Connecting HDMI with protective hoods or thick wires to ports that are too closely placed to each other will result in partial or faulty connections, which can in turn cause you to think that your cables are bad.

What you want to do is disconnect cables that are close to the HDMI or utilize a cable that has a smaller and thinner port for easier connectivity.


From our discussion above, we’ve answered questions like can HDMI cables overheat, how to check HDMI cable working or not, talked about the symptoms of bad 4K HDMI cable and what to do if your HDMI cable stopped working.

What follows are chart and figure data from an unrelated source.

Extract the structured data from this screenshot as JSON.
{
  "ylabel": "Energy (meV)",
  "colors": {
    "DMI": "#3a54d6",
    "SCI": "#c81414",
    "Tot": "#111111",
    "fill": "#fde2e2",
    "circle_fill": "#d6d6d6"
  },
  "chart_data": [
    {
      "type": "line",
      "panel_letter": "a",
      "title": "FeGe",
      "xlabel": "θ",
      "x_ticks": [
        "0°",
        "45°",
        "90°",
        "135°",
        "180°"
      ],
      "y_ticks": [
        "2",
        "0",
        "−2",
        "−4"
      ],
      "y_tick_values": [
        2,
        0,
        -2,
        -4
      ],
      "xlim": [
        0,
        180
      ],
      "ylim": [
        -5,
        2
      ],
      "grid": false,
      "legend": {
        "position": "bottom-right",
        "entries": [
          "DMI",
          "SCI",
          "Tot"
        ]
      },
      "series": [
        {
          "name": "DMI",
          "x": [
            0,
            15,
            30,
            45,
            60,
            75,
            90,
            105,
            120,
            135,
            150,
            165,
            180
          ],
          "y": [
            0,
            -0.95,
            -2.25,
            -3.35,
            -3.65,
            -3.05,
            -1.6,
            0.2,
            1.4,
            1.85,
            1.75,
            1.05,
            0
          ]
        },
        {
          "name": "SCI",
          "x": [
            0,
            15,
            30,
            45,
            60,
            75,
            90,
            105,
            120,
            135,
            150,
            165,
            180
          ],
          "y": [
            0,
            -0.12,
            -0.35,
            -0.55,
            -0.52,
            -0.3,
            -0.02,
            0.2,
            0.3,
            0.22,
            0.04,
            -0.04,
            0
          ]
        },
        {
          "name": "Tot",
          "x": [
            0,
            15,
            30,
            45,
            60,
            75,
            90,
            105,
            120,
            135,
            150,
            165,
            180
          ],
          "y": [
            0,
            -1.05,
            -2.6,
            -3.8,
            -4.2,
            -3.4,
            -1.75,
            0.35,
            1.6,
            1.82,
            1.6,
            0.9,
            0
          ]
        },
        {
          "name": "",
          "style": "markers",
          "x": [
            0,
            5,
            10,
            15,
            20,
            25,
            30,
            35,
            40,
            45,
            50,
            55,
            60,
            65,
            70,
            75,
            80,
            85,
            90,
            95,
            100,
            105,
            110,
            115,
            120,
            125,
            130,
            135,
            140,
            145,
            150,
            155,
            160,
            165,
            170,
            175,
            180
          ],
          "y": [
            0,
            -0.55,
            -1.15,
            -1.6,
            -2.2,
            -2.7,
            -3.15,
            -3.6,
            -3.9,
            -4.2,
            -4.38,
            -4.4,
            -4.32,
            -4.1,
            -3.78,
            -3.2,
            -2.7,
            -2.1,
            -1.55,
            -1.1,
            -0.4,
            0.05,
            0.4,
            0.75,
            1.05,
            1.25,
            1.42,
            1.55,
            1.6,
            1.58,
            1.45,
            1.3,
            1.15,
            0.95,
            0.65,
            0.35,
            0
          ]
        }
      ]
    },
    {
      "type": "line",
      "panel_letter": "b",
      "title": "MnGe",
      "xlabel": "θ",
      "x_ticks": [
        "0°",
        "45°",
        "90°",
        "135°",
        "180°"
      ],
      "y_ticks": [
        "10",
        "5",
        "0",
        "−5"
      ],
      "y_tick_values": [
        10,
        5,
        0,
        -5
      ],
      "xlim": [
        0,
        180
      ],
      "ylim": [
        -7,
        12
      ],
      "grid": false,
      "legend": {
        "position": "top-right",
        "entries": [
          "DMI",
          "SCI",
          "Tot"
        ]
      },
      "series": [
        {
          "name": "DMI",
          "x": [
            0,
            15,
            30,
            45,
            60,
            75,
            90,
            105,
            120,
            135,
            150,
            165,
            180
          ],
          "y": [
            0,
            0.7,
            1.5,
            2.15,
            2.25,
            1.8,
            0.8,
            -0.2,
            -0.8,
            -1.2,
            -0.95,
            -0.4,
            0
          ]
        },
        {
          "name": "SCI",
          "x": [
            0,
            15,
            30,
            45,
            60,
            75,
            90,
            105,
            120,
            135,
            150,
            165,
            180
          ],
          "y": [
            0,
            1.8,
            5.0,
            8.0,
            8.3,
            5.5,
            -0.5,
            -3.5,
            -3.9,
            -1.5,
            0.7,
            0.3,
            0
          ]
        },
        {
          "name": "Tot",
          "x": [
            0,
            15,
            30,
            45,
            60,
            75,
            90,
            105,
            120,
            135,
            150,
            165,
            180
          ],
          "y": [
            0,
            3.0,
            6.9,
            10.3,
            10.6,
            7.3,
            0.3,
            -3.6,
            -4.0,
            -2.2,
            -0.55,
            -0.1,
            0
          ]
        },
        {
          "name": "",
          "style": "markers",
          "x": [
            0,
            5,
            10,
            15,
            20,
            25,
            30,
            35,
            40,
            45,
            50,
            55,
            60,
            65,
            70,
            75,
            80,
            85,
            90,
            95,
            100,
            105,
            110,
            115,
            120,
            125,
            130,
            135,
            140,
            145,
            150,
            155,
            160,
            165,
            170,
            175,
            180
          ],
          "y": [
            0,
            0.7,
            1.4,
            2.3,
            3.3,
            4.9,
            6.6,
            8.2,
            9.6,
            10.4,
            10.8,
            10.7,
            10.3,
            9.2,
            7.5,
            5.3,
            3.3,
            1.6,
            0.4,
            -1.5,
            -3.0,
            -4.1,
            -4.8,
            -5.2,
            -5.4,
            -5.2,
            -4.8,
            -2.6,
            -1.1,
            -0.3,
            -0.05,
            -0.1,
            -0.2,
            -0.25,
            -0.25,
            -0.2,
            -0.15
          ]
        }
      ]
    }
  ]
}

Here are some quick pointers to remember when trying to determine whether your cable is damaged or not:

  • Cables with low quality don’t have the same durability and longevity as those with high quality.
  • Your HDMI standard is going to affect the bandwidth you get as well as the fps your device can display.
  • A defective cable can have significant effects on your video, producing elements like flickering, grainy images, etc.
  • You can experience total audio loss as well as fade in and fade-outs if you have a damaged cable.
  • Make sure your HDMI cable has enough free space to connect properly to your device’s port.

When trying to diagnose the problem with your HDMI, make sure to focus on one problem at a time.

For instance, if you’re experiencing video and audio loss, you may have an HDMI port or cable issue; however, if your device is displaying a video but doesn’t produce sound, then the problem might not be related to your HDMI cable.